'Our planet is fast approaching tipping points that will make climate chaos irreversible. We are on a highway to climate
hell with one foot still on the accelerator.' These were the words
spoken by UN Secretary General Antonio Guterres in welcoming
delegates to the 27th Conference of Parties on climate change (COP27) at
Sharm el-Sheikh in Egypt
(Nov 8-16) .
He
went on to call it the 'defining issue of our age' adding 'Greenhouse
gas emissions keep rising ... It is unacceptable, outrageous and
self-defeating to put it on the back burner.' 'The science is clear,'
he warned. 'Any hope of limiting temperature rise to 1.5 degrees
(Celsius) means achieving global net zero emissions by 2050 ... But
that 1.5 degree goal is on life support -- and the machines are
rattling.'
By the way, scientists are now giving us a 50% probability of breaching 1.5 C. It is after all only 0.4C higher than the current 1.1C rise above preindustrial levels. Guterres also called for a phase out of coal by 2030 in OECD countries and 2040 everywhere else. Last year at COP26, the language on coal was changed at the end from 'phase out' to 'phase down' at the insistence of China and India, the world's largest users of coal.
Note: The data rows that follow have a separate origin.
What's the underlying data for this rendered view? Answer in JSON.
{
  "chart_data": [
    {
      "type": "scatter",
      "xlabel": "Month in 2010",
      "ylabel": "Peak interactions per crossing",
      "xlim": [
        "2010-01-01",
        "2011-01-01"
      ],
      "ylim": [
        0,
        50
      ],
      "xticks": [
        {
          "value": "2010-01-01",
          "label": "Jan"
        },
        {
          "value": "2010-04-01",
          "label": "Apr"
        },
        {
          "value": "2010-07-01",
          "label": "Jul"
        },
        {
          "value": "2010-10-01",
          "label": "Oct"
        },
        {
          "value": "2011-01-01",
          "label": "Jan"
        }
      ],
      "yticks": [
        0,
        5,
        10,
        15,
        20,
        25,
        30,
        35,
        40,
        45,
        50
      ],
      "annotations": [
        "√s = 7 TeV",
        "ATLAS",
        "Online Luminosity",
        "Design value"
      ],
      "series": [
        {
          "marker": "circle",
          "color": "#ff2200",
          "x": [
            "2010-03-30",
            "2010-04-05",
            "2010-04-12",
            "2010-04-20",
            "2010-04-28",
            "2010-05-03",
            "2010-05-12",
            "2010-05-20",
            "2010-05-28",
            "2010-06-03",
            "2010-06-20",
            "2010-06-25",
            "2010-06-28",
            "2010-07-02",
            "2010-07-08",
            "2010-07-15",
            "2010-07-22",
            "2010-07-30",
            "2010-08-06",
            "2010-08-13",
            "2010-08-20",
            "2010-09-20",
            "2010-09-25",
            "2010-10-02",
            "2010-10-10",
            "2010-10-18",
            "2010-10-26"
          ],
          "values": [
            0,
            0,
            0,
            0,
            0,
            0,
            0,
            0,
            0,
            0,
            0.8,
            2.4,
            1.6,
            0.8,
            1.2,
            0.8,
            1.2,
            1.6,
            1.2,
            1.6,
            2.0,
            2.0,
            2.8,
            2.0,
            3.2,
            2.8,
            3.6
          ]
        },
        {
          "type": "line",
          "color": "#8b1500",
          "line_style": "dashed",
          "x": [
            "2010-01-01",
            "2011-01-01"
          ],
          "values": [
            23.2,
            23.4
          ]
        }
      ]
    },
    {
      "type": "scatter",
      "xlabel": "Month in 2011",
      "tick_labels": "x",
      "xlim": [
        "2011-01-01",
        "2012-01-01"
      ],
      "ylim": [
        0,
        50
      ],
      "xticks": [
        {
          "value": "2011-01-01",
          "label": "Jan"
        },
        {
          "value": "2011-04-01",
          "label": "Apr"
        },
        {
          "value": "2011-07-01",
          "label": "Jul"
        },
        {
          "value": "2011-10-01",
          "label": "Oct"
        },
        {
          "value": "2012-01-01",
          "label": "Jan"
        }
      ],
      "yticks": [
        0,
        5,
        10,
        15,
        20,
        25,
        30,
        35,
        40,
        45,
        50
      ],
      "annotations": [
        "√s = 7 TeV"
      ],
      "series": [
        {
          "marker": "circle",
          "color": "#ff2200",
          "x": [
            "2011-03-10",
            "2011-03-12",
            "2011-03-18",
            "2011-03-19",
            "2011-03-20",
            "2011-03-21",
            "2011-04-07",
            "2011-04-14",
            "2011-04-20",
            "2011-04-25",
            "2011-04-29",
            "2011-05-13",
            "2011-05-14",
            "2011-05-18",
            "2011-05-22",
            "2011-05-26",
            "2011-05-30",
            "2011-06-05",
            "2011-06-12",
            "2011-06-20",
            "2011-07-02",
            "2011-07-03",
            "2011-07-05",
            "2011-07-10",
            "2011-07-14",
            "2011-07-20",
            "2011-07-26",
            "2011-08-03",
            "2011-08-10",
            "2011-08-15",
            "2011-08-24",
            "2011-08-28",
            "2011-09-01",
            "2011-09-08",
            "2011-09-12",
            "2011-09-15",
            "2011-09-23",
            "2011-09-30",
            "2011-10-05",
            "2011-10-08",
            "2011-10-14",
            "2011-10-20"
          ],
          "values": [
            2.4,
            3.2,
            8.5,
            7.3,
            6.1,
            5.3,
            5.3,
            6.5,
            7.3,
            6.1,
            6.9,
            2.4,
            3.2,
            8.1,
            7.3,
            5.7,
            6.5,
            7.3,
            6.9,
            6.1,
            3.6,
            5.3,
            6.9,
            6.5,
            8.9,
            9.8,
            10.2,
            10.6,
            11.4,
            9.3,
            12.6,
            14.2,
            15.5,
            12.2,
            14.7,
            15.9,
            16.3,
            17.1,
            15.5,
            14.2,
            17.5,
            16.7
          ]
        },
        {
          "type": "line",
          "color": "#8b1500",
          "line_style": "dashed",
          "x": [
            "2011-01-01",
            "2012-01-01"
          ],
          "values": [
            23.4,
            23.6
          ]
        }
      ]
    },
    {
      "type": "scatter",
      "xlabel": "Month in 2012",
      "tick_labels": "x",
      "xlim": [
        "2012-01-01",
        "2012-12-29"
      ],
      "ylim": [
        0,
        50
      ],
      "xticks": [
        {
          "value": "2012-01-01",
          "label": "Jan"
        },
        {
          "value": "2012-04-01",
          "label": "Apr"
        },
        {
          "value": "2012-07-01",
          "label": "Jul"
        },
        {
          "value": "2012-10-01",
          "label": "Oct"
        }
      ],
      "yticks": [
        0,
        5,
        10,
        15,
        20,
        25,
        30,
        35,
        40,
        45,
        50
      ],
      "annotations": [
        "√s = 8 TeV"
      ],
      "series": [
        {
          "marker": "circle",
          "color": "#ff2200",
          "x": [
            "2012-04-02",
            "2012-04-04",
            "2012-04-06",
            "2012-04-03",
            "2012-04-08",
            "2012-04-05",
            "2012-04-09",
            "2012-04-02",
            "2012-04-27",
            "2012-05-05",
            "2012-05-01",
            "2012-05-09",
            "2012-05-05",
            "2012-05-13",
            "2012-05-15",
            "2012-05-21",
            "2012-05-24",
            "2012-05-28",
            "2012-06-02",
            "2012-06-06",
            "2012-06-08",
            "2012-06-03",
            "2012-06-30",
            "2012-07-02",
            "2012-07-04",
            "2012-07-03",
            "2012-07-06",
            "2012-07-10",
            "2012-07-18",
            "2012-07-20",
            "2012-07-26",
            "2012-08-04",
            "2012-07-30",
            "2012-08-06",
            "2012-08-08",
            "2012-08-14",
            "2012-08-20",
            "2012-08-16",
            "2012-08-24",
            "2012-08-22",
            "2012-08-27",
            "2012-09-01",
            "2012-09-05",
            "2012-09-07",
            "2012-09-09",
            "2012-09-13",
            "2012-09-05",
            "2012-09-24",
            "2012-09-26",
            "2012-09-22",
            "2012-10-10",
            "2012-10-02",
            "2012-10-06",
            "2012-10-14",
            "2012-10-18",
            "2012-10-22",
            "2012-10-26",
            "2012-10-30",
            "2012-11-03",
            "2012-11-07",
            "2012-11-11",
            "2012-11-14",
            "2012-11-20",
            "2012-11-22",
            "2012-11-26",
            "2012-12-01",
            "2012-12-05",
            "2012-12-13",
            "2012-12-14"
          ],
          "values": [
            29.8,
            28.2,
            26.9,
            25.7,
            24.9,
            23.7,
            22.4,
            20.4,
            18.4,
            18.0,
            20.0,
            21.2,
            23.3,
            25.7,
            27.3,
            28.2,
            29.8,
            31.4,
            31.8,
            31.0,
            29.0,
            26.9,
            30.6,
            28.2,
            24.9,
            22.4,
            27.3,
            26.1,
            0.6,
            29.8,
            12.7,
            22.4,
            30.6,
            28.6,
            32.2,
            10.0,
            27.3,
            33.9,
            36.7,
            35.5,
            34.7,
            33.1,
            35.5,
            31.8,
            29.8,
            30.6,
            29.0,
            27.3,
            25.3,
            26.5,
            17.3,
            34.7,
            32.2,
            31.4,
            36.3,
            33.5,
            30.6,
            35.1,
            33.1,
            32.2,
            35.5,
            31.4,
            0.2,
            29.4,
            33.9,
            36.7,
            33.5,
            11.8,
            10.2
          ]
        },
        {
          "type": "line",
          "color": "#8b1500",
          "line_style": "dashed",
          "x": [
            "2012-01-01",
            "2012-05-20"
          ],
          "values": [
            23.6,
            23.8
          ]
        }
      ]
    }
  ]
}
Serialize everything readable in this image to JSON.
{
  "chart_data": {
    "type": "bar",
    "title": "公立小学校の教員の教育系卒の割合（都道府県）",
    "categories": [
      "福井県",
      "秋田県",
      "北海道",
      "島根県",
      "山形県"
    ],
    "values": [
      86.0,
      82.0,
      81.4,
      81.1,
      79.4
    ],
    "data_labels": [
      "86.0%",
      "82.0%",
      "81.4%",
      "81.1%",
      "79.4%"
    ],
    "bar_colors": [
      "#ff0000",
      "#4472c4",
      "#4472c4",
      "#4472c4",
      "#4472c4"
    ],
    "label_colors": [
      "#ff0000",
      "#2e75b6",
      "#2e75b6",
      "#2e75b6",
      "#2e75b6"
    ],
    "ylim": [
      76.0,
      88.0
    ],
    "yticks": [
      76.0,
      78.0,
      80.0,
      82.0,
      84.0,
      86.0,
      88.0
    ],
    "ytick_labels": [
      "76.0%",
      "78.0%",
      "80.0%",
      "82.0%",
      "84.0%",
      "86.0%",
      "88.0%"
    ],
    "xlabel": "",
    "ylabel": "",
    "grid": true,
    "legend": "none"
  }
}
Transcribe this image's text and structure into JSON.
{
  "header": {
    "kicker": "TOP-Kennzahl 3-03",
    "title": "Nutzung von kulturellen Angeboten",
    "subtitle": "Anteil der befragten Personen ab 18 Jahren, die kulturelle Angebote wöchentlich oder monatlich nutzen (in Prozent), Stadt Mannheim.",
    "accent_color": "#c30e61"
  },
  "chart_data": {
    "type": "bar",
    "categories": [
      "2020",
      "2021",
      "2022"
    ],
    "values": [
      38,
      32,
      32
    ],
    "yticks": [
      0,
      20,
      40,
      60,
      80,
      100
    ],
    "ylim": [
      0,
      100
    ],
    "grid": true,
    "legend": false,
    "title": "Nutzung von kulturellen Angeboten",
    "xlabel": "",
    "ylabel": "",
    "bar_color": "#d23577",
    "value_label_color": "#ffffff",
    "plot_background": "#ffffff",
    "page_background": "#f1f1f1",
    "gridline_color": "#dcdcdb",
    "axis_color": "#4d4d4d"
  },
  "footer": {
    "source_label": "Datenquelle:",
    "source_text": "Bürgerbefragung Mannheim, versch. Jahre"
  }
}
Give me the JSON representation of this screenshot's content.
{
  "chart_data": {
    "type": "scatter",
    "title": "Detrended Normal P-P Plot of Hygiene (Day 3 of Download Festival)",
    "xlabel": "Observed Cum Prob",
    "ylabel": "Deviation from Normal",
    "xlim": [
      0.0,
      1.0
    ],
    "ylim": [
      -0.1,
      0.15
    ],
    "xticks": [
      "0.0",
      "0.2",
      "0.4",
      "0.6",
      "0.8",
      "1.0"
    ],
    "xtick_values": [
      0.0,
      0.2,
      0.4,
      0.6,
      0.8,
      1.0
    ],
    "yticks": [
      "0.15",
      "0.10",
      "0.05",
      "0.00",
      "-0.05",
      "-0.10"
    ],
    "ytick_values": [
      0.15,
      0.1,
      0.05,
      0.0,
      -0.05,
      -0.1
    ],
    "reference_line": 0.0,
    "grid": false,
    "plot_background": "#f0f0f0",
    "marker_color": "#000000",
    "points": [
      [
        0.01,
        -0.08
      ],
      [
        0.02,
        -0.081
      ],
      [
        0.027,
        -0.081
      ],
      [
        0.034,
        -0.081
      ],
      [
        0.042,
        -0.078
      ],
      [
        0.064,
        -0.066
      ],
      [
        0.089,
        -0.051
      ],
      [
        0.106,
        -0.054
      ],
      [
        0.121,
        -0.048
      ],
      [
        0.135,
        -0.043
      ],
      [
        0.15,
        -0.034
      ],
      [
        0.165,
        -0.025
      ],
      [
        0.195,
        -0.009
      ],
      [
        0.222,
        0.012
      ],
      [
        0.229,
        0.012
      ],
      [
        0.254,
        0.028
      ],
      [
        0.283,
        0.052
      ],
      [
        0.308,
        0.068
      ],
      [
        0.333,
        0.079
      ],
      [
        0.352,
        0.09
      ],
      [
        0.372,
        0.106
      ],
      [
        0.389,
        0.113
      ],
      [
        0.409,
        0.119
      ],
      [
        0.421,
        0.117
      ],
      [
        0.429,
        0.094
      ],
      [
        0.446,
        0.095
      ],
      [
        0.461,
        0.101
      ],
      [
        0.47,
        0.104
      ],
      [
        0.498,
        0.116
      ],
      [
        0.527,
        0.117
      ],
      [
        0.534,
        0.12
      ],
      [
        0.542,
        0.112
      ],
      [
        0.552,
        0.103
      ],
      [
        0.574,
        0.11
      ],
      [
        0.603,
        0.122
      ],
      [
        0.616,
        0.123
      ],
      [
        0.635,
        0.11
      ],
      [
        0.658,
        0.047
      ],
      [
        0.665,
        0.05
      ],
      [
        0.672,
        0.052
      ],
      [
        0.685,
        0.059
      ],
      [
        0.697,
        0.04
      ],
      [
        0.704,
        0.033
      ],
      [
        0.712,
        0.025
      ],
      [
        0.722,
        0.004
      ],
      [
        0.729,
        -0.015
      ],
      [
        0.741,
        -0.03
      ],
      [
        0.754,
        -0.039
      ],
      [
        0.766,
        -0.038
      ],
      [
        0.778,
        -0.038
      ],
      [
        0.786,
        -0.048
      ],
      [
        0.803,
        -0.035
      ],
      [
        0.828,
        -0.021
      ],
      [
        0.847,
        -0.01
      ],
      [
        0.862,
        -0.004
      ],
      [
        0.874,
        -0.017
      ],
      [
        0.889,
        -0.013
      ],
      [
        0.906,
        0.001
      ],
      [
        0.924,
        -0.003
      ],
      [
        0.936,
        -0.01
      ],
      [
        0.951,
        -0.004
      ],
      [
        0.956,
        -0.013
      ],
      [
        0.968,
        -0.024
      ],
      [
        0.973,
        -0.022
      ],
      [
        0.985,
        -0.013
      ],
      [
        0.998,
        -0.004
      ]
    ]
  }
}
Guterres hoped for a 'Climate Solidarity Pact between developed and developing economies and especially developed and emerging economies.' He noted 'a particular responsibility [for US and China] to join efforts to make this pact a reality.'
'Humanity has a choice' he ended, 'Cooperate or perish. It is either a Climate Solidarity Pact or a Collective Suicide Pact.'
Joe
Biden has appointed former Senator and presidential candidate John
Kerry as Special Envoy to the Climate Conference. Kerry promptly
announced a plan where developing countries can sell carbon credits to
corporations to offset their own emissions.
The idea is not new and the criticism of this sort of plan has always been that rich countries or their corporations are paying for someone else to cut emissions, instead of reducing their own. Some attach the label 'greenwashing' to this kind of scheme.
Rich
countries have already offered to provide some kind of assistance to
poorer nations to cut emissions, and up to $11 billion has been pledged
but the money has yet to materialize. The public and therefore
legislators are loath to
dole out more money to countries viewed as sinkholes. Trump's definition was more vulgar.